Niemann-Pick type C disease (NPC) is a rare lysosomal disease with a protean presentation, ranging from a fatal neonatal course with visceromegaly to an adult presentation with only neurological or psychiatric symptomatology.

In this report we describe the genetic and clinical characteristics of 3 Mexican patients from different families with juvenile presentation of NPC.

Clinical examination, imaging of central nervous and gastrointestinal system, and EEG were performed.

Genetic studies include sequencing and deletion/duplication analysis of NPC1 and NPC2 genes.

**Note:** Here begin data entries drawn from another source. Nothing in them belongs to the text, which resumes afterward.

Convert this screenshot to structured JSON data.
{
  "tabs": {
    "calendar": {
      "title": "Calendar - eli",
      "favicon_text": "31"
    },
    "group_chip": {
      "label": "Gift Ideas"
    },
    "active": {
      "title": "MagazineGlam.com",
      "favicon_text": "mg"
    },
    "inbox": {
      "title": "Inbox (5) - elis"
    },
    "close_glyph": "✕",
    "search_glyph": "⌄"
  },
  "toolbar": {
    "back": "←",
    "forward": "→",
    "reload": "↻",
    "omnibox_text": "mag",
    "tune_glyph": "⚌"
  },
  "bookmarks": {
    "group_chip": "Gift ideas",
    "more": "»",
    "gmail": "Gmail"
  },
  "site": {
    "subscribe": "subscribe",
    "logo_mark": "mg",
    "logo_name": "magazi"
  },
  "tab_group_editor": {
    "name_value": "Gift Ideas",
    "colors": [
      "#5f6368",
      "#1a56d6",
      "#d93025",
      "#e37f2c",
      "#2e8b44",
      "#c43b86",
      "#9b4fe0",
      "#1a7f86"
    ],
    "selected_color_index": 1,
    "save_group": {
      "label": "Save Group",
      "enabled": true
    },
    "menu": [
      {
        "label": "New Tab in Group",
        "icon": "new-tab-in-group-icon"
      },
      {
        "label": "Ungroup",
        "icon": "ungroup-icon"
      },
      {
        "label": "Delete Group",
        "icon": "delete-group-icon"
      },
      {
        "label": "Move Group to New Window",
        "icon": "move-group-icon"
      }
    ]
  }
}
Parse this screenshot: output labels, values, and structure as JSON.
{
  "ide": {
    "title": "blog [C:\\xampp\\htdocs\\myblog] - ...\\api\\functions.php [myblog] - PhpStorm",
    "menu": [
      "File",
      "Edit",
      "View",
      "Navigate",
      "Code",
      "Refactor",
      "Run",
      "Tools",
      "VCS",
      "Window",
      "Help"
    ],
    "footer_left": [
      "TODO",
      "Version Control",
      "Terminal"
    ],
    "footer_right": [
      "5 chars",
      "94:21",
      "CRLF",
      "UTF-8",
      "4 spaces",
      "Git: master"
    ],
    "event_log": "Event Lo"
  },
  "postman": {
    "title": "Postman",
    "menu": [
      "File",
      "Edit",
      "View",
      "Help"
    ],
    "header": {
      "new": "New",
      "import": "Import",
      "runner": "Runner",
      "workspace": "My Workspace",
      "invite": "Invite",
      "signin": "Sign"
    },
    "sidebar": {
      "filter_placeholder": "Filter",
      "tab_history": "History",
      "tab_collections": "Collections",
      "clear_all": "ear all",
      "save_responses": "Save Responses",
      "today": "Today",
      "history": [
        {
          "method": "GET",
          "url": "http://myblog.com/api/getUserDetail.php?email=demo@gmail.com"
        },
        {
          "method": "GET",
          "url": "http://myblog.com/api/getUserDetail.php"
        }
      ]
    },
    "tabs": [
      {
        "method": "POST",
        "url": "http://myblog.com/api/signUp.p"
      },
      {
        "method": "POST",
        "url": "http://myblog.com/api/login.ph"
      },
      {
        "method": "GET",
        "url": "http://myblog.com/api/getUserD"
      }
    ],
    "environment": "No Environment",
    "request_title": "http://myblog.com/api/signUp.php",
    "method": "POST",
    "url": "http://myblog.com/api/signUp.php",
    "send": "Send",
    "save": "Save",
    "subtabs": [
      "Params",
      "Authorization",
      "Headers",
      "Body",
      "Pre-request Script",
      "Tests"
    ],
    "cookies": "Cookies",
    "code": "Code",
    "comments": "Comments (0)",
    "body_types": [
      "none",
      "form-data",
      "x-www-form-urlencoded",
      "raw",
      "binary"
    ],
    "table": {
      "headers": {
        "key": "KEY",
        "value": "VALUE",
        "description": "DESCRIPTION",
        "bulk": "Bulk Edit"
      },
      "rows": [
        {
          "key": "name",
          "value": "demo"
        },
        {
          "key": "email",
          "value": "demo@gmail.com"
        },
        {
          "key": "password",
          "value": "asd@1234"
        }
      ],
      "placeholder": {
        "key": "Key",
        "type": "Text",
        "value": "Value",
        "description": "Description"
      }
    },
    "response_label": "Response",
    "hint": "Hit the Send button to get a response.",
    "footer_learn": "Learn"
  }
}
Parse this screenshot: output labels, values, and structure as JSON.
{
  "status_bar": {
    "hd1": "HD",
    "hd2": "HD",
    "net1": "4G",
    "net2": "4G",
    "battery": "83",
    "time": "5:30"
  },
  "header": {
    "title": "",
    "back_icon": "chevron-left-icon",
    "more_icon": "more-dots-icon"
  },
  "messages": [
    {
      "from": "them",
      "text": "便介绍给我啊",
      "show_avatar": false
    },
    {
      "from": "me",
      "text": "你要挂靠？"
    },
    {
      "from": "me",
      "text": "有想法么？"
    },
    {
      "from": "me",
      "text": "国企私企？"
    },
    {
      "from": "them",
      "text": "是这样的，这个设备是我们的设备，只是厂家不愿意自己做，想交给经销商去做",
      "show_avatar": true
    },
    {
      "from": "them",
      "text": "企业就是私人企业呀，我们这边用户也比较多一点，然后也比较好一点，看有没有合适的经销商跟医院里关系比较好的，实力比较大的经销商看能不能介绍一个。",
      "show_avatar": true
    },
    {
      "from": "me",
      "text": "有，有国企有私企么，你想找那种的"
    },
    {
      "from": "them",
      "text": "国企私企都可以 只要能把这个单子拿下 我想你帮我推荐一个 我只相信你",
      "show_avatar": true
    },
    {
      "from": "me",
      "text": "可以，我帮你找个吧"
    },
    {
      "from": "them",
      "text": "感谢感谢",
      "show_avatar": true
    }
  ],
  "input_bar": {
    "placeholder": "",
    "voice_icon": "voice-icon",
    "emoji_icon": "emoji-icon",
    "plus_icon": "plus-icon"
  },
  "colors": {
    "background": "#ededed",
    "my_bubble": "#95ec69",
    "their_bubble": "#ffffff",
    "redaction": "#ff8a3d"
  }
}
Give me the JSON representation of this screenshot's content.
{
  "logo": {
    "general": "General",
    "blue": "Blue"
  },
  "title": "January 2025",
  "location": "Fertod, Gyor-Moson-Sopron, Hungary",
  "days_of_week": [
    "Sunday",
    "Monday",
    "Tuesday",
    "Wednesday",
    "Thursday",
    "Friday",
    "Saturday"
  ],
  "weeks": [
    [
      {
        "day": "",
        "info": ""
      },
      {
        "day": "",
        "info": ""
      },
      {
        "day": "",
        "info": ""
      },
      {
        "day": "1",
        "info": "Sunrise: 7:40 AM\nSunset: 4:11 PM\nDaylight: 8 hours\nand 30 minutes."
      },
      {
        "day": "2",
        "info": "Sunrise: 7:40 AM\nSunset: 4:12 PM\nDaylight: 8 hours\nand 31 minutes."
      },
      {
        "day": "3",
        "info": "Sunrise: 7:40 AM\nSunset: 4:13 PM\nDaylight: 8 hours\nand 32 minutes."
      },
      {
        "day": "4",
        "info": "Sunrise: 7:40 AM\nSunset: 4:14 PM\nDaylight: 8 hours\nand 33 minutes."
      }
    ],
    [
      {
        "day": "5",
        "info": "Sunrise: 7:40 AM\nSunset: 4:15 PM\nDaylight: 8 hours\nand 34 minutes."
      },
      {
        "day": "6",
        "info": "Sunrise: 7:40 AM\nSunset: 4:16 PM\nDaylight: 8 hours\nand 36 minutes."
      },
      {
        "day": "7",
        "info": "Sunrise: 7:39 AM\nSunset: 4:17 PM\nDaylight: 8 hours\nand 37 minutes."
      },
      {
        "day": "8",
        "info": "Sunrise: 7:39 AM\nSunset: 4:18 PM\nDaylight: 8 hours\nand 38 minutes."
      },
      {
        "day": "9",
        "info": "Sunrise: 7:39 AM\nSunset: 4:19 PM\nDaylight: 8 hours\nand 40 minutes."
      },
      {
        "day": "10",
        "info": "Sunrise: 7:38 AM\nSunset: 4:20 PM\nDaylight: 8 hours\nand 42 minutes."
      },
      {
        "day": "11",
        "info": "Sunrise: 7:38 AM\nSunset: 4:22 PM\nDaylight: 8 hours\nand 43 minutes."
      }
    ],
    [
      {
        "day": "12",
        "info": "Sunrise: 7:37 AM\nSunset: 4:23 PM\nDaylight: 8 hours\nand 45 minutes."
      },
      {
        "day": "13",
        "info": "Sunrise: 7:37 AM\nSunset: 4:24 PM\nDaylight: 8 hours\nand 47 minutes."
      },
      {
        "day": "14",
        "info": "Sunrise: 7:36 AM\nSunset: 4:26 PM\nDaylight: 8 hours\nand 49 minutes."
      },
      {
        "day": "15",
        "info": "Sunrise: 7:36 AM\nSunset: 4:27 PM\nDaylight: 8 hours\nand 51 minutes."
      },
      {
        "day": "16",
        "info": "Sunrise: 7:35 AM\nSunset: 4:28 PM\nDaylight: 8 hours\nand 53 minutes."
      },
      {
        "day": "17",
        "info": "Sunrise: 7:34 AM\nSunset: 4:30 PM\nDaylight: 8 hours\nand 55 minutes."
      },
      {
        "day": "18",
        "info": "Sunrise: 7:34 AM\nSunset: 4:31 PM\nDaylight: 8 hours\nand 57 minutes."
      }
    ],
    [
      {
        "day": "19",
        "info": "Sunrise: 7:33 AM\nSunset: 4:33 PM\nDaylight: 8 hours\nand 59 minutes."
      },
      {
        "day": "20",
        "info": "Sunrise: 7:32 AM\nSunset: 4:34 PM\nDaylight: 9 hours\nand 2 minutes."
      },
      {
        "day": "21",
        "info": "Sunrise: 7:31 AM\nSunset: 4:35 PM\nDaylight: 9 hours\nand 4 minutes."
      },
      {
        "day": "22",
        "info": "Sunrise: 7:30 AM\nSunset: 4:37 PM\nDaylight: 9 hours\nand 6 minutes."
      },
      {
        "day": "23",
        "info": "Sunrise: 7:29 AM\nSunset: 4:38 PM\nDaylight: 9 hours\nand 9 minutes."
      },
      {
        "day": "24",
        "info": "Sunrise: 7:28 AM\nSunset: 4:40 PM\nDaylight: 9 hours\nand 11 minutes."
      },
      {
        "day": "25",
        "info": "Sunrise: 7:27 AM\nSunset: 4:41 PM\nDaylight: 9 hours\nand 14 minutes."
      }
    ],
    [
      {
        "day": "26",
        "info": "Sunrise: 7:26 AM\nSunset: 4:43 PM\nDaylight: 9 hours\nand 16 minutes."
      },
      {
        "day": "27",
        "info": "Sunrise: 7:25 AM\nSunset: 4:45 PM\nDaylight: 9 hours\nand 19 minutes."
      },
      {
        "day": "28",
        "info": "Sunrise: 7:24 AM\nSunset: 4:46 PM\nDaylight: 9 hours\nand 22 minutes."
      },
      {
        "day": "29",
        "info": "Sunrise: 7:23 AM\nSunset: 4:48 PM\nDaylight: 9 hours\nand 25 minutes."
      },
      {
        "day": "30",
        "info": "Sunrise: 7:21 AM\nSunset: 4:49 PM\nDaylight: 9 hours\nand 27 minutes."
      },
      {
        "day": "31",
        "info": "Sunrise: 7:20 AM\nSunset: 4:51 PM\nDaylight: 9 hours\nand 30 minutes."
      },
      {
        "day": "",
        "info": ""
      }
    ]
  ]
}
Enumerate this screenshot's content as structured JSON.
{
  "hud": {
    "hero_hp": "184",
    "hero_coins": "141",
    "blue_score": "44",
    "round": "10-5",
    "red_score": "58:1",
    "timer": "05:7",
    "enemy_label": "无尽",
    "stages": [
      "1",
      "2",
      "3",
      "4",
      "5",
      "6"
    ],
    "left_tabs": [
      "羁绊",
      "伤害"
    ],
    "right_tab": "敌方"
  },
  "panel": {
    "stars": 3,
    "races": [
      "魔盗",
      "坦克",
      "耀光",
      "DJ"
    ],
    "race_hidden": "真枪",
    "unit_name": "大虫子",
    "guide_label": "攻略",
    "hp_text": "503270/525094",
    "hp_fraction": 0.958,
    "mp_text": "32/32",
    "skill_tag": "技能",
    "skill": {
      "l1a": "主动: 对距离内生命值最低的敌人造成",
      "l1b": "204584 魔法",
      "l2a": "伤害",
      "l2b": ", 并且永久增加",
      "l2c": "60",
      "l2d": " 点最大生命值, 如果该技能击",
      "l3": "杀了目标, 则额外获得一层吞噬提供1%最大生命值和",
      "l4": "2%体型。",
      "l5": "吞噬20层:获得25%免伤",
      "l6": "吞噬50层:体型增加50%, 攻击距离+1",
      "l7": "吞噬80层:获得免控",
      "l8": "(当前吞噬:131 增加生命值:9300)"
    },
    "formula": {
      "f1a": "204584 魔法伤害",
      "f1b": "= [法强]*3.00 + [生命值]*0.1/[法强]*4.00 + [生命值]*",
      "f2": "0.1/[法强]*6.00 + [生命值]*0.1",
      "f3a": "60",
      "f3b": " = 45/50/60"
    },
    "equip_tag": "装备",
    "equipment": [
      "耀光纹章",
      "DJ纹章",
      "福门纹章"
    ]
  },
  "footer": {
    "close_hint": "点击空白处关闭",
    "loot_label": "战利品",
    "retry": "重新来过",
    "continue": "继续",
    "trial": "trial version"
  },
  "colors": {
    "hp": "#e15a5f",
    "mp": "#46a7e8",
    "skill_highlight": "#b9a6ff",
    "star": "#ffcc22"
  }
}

All patients presented with cognitive impairment, ataxia, and supranuclear vertical gaze palsy; one case had gelastic cataplexy.

Also they developed epilepsy and cortical atrophy and two patients had thinning of corpus callosum.

The 3 patients were compound heterozygotes for NPC1 sequence variants, including 5 missense and 1 nonsense mutations: p.P1007A and p.F1087L in Case 1; p.Q921P and p.G992R in Case 2; and p.R348* and p.V1165M in case 3.

Mexican patients with juvenile NPC presented with a variable clinical phenotype and compound heterozygosity.

This suggests a relative high frequency of mutation carriers as it is reported for European population.

Consequently, clinicians should consider NPC as a diagnosis possibility in any adolescent or young adult patient with juvenile dementia and/or ataxia, even in absence of gelastic cataplexy and supranuclear vertical gaze palsy.